36.              On 16 March 2020 the Appellants lodged further written submissions in support of their application for time to be extended, with supporting materials. In particular they relied on events which occurred after the appeal deadline had expired on 24 April 2019, numbered from A to H as follows:

A.    In her reconsideration application on 31 October 2019 the Respondent admitted that she had neither written nor read her original witness statement. This was consistent with her conduct at the oral hearing where she had disavowed parts of the statement.

B.     She submitted new evidence for the costs hearing in August 2019 consisting of relevant WhatsApp messages.

C.     Although the Appellants had wished to put the matter behind them, they found out in June 2019 that the Respondent was attempting an appeal, in January 2020 that she was bringing a new ET claim against them and in February 2020 that she had published material about them on her website.

D.    The costs hearing in August 2019 and the costs judgment of 18 October 2019 revealed the full extent of the EJ’s bias against the Appellants.

E.     The costs judgment made it unclear whether the EJ had read the letter provided by the Respondent at the start of the liability hearing (see 34.4 above).

F.      In June 2019 and January 2020 other tribunals or courts rejected allegations made by the Respondent against other employers.

G.    In January 2020, following a referral to the Legal Ombudsman, the Appellants’ former representatives admitted failures on their part, including giving wrong advice, and offered compensation. They had assessed the chances of a liability appeal at 51% but had said the costs would be prohibitive.

H.    Some relevant evidence about family life was located after 28 November 2018 but within the appeal deadline.

 

37.              In oral argument Mrs Griffiths developed and expanded on these points. Much of what was said was directed at the merits of the liability appeal. As I have already explained, that it is of limited weight and in any event cannot be determined at this preliminary stage.
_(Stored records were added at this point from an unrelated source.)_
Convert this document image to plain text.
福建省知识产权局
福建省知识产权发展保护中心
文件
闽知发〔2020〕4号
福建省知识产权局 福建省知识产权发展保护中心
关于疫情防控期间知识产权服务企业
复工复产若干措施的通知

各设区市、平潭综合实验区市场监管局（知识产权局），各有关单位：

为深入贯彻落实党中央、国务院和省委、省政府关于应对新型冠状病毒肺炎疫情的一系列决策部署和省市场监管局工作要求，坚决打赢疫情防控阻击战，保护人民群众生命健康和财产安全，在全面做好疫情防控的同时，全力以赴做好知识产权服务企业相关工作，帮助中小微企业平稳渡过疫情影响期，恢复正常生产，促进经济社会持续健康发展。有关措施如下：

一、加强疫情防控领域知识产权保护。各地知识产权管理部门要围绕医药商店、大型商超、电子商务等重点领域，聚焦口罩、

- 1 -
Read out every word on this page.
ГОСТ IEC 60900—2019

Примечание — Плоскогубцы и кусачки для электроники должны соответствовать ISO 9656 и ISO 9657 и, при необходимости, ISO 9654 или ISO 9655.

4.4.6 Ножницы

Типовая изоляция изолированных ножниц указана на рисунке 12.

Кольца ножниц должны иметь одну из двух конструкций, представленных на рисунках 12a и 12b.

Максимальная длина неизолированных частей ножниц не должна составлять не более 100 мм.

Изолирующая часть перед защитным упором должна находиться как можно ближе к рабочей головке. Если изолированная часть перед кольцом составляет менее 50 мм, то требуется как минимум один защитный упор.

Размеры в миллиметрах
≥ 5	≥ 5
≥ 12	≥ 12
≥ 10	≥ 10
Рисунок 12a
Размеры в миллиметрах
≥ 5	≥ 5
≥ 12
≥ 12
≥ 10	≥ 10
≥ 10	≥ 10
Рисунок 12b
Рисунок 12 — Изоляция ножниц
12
The relevant point which was made most clearly and emphatically was that whilst the Appellants did not appeal against the liability judgment in time because, having taken advice, they wished to put the matter behind them, nevertheless the appeal was triggered by the later discovery of new information, in particular about the Respondent disowning her original witness statement and about the EJ having been aware that a complaint had been made. The Appellants also pressed their point, discussed above, about reliance on the GDPR.

 

38.              When careful consideration is given to all of these arguments, it is apparent that the Appellants were in a position to make a proper decision on whether to appeal against the liability judgment, in time. The grounds of appeal, summarised at 34.4 above, were matters almost all of which were known to the Appellants at the relevant time. For example, although they place great reliance on the Respondent’s apparent retreat from her witness statement (a point which I suspect may not bear the weight which they seek to place on it, given the reliance of the EJ on oral evidence at the liability hearing), part of that retreat had already happened at the liability hearing. There was scope, at that time, to challenge the employment contract (another point which, in my view, was very unlikely to have prevented an award under the NMW Regulations) which the Respondent at the liability hearing said was a “fake”. The EJ’s awareness of a complaint having been made was revealed when she announced her liability decision on 10 January 2019. In short, I am not satisfied that any real “smoking gun” emerged at a later date which really changed the picture, and which could justify the very lengthy extension of time which is sought.

 

39.              I have also considered whether failures by the Appellants’ representatives could provide a real excuse for not appealing in time. As the Registrar explained in her decision on this application, it is clear that the Appellants had received the EJ’s written reasons, had dispensed with the services of their representatives and were in a position, acting for themselves, to lodge a reconsideration request by no later than 27 March 2019, 28 days ahead of the appeal deadline. They have stated that they were advised (whether rightly or wrongly I cannot say) that the appeal would have a better than evens chance. I have no reason to think that the advice they were given about the likely costs of an appeal was wrong.

 

40.              The reality, in my judgment, is that the Appellants changed their mind about wishing to appeal. I do not criticise them for that. Their change of mind may well have been motivated by hostile behaviour against them on the part of the Respondent. However, the strictness of the appeal time limit should not be relaxed because of a mere change of mind.

 

41.              Even if the receipt of new information had been capable of justifying the extension, a further difficulty would be that the Appellants had received all or almost all of the significant information by 31 October 2019. Despite already being months out of time for their appeal, they did not lodge it for a further 28 days. Beyond the fact that they are busy people, no explanation is offered for this further delay.

 

42.              My overall conclusion is reinforced by some of the points made above in relation to the costs appeal. The GDPR point is misconceived. The merits of the appeal carry little weight. An appeal against the lawfulness of the award of £296.90 is not calculated to remedy the Respondents’ wider grievances. This appeal cannot be allowed to proceed just because the Respondent obtained indulgent case management orders below or because she, herself, is trying to proceed with an in-time appeal.

 

43.              In my judgment the circumstances are far from justifying the extension sought, and the application must be dismissed.

 

44.              As a final comment, it is notable that the bad feeling in this case has been magnified by steps taken, in particular the disclosure of information, outside the litigation. The parties must take their own advice on their legal rights and remedies relating to such conduct. However, it is hard to imagine a more effective way of escalating and prolonging the dispute between them.

 

Conclusion

 

45.              Both applications to extend time must be dismissed.